BIRK In Püttlingen kamen alle Risiken zusammen, die einen schweren Verlauf begünstigen konnten. In Pflegeheimen ist der Anteil der Patienten mit erhöhtem Risiko sowieso sehr hoch. In Püttlingen gab es aber zusätzlich sehr viele schwerst erkrankte Bewohner, die keine Reserven mehr hatten. Der Erreger ist dort unseren Ermittlungen nach über zwei Personen ins Heim gekommen. Das bedeutet zwei parallele Infektionsketten, sodass der Verlauf in Püttlingen schneller war als anderswo. Die Gegenmaßnahmen hat das Heim mit uns abgesprochen und umgesetzt.
Es heißt, dass die Pflegekräfte in Püttlingen sowohl gesunde als auch kranke Bewohner betreut haben. Hat das die Lage verschärft?
BIRK Grundsätzlich mussten die Pflegekräfte beide Seiten versorgen, das ging auch nicht anders. Aber das war kein Grund für weitere Infektionen. Das Haus stand unter einer allgemeinen Quarantäne, dennoch mussten alle Patienten weiter versorgt werden. Durch Schutzmaßnahmen und spezielle Personalpläne haben wir versucht, den Wechsel zwischen infizierten und nicht infizierten Bewohnern zu vermeiden. Das war wegen der Vielzahl der Patienten nicht an jeder Stelle machbar. Das Schutzmaterial wurde aber regelmäßig gewechselt wie in jedem anderen Pflegeheim oder Krankenhaus,
und die Hygienemaßnahmen wurden strikt befolgt.
Die Nachbarregion Grand Est ist als Risikogebiet eingestuft worden. Hat die Nähe zu Frankreich zu mehr Infektionen bei uns geführt?
BIRK So gut wie gar nicht.
Dann war die Grenzschließung also überflüssig…
BIRK … im Gegenteil, genauso deshalb gab es so wenige Infektionen. Die beiden ersten Infektionen in der allerersten Phase im Saarland Anfang März kamen tatsächlich aus Frankreich. Das kam einmal über einen Verwandtenbesuch in Frankreich, und zum anderen trat ein Fall bei SAP auf. Aber den Grand Est, zu dem Lothringen und das Elsass gehören, kann man insgesamt nicht verteufeln. Die Hotspots waren weit weg von uns, im direkten Grenzraum waren die wenigsten Fälle.
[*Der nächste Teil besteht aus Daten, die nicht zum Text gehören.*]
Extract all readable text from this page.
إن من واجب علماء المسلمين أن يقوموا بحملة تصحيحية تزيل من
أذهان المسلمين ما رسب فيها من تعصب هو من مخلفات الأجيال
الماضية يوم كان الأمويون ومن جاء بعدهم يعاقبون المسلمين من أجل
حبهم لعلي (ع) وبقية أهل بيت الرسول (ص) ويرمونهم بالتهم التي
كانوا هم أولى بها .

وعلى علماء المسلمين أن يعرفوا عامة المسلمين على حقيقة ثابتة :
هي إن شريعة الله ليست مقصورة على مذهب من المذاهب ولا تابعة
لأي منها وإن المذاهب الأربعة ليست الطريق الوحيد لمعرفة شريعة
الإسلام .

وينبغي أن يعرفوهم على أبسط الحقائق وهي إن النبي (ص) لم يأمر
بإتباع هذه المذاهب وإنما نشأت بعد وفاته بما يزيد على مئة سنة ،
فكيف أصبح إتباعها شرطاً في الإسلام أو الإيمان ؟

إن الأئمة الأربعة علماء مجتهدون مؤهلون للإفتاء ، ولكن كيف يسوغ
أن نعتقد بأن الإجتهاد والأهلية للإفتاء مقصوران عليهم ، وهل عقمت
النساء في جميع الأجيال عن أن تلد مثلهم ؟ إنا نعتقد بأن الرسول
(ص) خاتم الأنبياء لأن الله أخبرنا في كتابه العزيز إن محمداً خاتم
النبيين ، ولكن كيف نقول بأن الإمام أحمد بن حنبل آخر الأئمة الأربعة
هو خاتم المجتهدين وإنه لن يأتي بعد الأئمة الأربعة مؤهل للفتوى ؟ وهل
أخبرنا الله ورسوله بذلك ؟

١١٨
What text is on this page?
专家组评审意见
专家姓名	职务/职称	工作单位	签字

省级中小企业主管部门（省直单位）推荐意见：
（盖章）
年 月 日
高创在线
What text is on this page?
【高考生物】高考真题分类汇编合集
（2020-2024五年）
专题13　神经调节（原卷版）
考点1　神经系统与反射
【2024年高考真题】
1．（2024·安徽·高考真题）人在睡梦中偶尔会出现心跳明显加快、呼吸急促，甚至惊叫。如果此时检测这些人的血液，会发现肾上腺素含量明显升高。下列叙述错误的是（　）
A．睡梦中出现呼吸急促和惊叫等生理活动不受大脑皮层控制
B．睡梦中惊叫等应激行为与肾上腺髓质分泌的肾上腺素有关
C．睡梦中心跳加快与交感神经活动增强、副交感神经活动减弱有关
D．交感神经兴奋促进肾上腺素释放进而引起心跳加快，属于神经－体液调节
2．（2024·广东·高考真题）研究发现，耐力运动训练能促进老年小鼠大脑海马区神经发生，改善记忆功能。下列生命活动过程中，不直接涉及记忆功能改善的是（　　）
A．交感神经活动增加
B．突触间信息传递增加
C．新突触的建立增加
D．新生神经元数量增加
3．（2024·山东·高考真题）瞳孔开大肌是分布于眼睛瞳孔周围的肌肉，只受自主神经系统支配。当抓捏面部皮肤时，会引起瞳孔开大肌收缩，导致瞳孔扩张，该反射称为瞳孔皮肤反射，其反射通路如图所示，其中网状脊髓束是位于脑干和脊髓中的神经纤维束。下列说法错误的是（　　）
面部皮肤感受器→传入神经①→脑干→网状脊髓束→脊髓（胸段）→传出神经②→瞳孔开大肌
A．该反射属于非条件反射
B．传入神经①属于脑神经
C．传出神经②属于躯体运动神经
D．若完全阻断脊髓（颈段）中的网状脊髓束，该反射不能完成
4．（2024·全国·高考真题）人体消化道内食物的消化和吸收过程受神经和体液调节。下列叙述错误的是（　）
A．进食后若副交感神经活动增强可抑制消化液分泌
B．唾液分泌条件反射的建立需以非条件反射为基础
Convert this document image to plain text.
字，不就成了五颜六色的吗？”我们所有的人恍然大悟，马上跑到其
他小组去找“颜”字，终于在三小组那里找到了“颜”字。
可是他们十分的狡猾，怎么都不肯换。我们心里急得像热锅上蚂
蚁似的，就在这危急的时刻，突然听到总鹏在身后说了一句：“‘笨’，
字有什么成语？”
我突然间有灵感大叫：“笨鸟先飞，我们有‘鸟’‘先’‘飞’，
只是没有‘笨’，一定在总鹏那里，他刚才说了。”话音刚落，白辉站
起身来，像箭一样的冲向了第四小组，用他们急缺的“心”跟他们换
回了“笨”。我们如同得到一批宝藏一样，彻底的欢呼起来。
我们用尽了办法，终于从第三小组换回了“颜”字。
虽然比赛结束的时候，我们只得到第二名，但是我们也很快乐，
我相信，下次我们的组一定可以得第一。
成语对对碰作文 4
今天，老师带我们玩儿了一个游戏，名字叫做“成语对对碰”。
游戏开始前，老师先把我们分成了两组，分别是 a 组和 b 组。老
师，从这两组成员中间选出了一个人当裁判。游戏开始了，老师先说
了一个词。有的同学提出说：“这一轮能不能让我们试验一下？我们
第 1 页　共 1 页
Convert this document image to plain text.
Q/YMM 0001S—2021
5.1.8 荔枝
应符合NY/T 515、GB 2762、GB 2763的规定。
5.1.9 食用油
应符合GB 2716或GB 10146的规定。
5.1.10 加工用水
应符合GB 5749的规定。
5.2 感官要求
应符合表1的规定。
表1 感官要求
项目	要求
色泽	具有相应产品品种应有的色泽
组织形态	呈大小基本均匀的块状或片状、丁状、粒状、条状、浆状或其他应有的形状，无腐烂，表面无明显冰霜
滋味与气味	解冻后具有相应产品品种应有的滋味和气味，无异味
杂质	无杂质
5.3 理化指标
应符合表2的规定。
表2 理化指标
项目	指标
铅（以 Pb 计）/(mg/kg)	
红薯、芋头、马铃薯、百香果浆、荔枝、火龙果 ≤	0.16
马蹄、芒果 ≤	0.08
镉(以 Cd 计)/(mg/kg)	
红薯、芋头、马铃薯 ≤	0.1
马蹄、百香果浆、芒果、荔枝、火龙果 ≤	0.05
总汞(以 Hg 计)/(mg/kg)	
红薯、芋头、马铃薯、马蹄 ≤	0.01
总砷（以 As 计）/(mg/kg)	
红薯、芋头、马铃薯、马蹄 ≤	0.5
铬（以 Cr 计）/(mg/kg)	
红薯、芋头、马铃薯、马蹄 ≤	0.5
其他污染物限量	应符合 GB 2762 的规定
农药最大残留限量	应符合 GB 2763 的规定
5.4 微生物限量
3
Viele Kliniken haben nicht notwendige Operationen zurückgestellt, um freie Kapazitäten für Corona-Patienten zu haben. Gilt diese Einschränkung noch?
BIRK Nein, die Krankenhäuser sind mit einem immensen Aufwand an Zeit, Personal und Geld dabei, Strategien für den Normalbetrieb festzulegen. Die Gefahr für gesundheitliche Schäden durch ausbleibende Behandlungen wiegt derzeit schwerer als das Infektionsrisiko.